In definitiva, secondo la Sezione Prima della Commissione Tributaria, competerà comunque all'amministrazione (e se necessario al legislatore) identificare le modalità con cui assicurare a tutte le aziende che hanno diritto al contributo la possibilità di fruire concretamente dello stesso, anche se, osservano i giudici "la Finanziaria del 2010 ha già impostato il problema e dato una qualche soluzione". Tali motivazioni, dunque, lasciano sperare in un successivo esito soddisfacente per le aziende interessate.
"Il pronunciamento della Commissione Tributaria di Pescara è per noi di grande soddisfazione." afferma il Presidente di Unindustria Bologna, Maurizio Marchesini "Entrambe le Sezioni infatti, pur giungendo a conclusioni diverse, hanno riconosciuto la fondatezza della richiesta delle imprese".
"Auspichiamo che, anche grazie alla nostra iniziativa" ribadisce il Presidente di Unindustria Bologna "d'ora in avanti venga completamente abbandonato il meccanismo del 'click day', che in questo caso aveva escluso dai bonus fiscali migliaia di aziende in tutto il Paese in base a criteri che nulla avevano a che fare con la qualità dei loro progetti.

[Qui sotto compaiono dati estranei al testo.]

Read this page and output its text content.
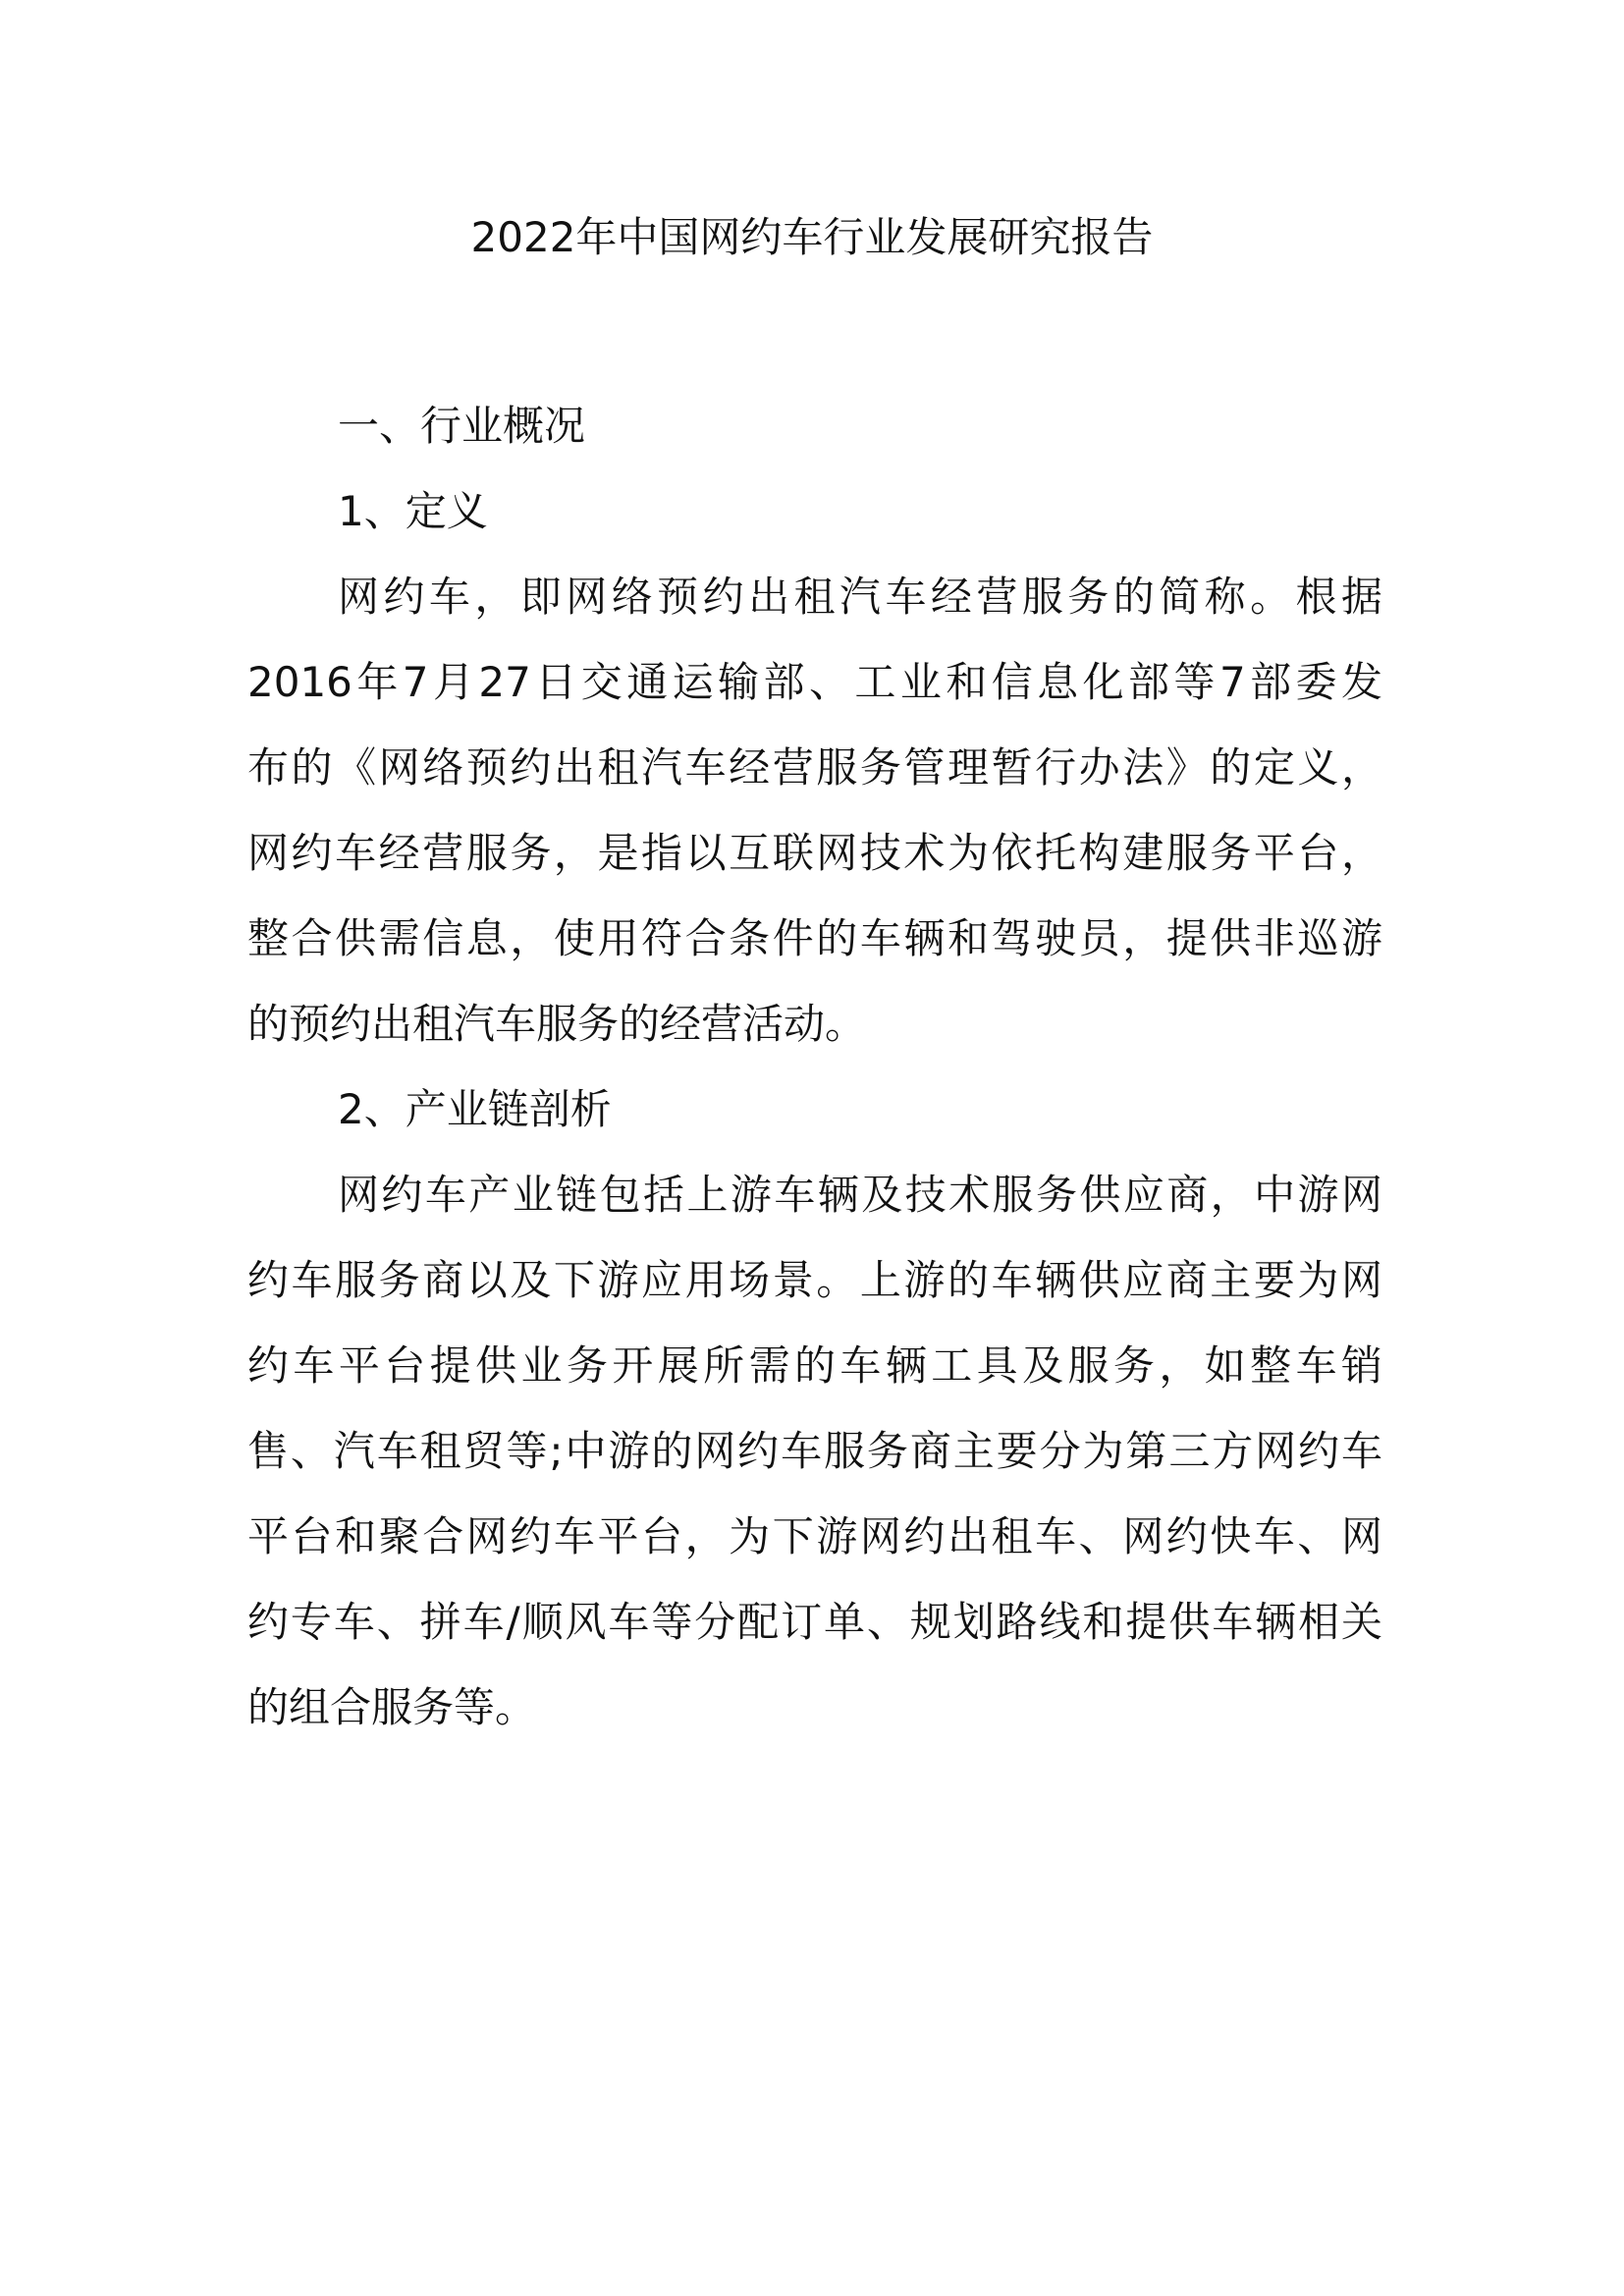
2022年中国网约车行业发展研究报告
一、行业概况
1、定义
网约车，即网络预约出租汽车经营服务的简称。根据
2016年7月27日交通运输部、工业和信息化部等7部委发
布的《网络预约出租汽车经营服务管理暂行办法》的定义，
网约车经营服务，是指以互联网技术为依托构建服务平台，
整合供需信息，使用符合条件的车辆和驾驶员，提供非巡游
的预约出租汽车服务的经营活动。
2、产业链剖析
网约车产业链包括上游车辆及技术服务供应商，中游网
约车服务商以及下游应用场景。上游的车辆供应商主要为网
约车平台提供业务开展所需的车辆工具及服务，如整车销
售、汽车租贸等;中游的网约车服务商主要分为第三方网约车
平台和聚合网约车平台，为下游网约出租车、网约快车、网
约专车、拼车/顺风车等分配订单、规划路线和提供车辆相关
的组合服务等。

E ci auguriamo che il Governo sappia, invece, trovare le forme e le modalità per l'erogazione del credito d'imposta a tutte le aziende che ne abbiano i requisiti, riconoscendo così il diritto ad incentivi fiscali per le imprese che investono in ricerca e sviluppo".
"Al tempo stesso, inviteremo Confindustria" sottolinea Marchesini "ad aprire immediatamente un tavolo di confronto con il Ministero dell'Economia, al fine di individuare le risorse per quelle imprese i cui diritti sono stati in ogni caso riconosciuti, pur se il loro ricorso non è stato accolto".